Una lunga tradizione di studi in ambito sanitario e psicosociale ha ormai posto in evidenza con estrema chiarezza che la promozione della partecipazione non può essere affidata alla sensibilità dei singoli professionisti. Essa richiede un preciso mandato di sistema, attiene a un modo di concepire il rapporto tra il sistema di cura e gli utenti, non banalmente (o comunque non solo) allo stile relazionale e comunicativo degli operatori e degli utenti.

Un sistema che operi dando scarso valore alla partecipazione degli utenti sarà governato dalla convinzione che il valore che nel contatto con l’utente definisce sempre la migliore opzione trattamentale è il principio di beneficialità in base a criteri sanitari (per esempio il profilo di efficacia di un farmaco o l’indicazione per un certo percorso trattamentale standardizzato). Su questo valore infatti si radica l’idoneità di una certa cura o intervento psicosociale sulla base delle linee guida e delle buone pratiche.
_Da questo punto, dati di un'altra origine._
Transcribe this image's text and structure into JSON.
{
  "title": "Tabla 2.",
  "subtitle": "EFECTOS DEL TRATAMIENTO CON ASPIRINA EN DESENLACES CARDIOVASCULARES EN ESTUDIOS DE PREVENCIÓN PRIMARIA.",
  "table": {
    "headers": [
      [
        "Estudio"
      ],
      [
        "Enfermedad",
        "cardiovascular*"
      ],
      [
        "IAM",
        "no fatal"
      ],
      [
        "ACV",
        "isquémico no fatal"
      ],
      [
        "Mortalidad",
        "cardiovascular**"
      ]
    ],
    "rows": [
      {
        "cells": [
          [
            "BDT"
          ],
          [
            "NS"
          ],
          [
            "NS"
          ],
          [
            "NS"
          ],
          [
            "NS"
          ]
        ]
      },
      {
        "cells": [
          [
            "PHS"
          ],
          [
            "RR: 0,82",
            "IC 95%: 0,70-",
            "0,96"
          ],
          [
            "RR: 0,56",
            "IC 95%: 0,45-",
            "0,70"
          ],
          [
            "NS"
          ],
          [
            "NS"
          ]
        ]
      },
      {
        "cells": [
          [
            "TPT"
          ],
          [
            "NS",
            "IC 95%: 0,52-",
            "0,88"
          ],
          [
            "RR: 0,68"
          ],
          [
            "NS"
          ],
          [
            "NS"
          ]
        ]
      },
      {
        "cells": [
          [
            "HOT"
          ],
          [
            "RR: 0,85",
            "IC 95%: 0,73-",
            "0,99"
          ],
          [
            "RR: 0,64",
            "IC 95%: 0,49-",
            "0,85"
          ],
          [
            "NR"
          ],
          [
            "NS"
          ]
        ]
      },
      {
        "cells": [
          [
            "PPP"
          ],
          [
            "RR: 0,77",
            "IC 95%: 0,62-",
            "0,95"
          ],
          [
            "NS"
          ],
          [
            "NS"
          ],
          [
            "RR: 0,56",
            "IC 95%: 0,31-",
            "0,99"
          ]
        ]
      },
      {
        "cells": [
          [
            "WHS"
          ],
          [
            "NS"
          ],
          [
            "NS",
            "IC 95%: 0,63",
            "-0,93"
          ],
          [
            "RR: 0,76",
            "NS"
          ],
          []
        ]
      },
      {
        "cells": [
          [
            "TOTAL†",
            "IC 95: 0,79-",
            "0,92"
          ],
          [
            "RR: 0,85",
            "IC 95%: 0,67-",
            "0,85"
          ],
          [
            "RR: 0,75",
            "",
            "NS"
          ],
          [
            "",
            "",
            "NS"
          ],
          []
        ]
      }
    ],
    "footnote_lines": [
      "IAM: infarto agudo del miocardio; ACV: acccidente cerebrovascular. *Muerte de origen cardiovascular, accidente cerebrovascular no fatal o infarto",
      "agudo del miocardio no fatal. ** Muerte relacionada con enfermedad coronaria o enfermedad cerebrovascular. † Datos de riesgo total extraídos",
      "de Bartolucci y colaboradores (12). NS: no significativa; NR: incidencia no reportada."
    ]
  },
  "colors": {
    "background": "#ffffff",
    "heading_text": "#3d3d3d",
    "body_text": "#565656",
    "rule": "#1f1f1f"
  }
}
Un sistema che tenti di operare in una chiave partecipativa riconosce invece che il valore della beneficialità in base a criteri sanitari è solo uno dei valori in campo, che intrattiene una dialettica attiva con altri valori cruciali.

La promozione della partecipazione riguarda dunque la ridefinizione della gerarchia in base alla quale operiamo scelte in ambito sanitario, poiché effettuare percorsi di cura significa attraversare processi di conoscenza nei quali devono essere prese decisioni, per aiutare le persone a orientarsi verso una trasformazione attiva di qualche aspetto rilevante della loro vita.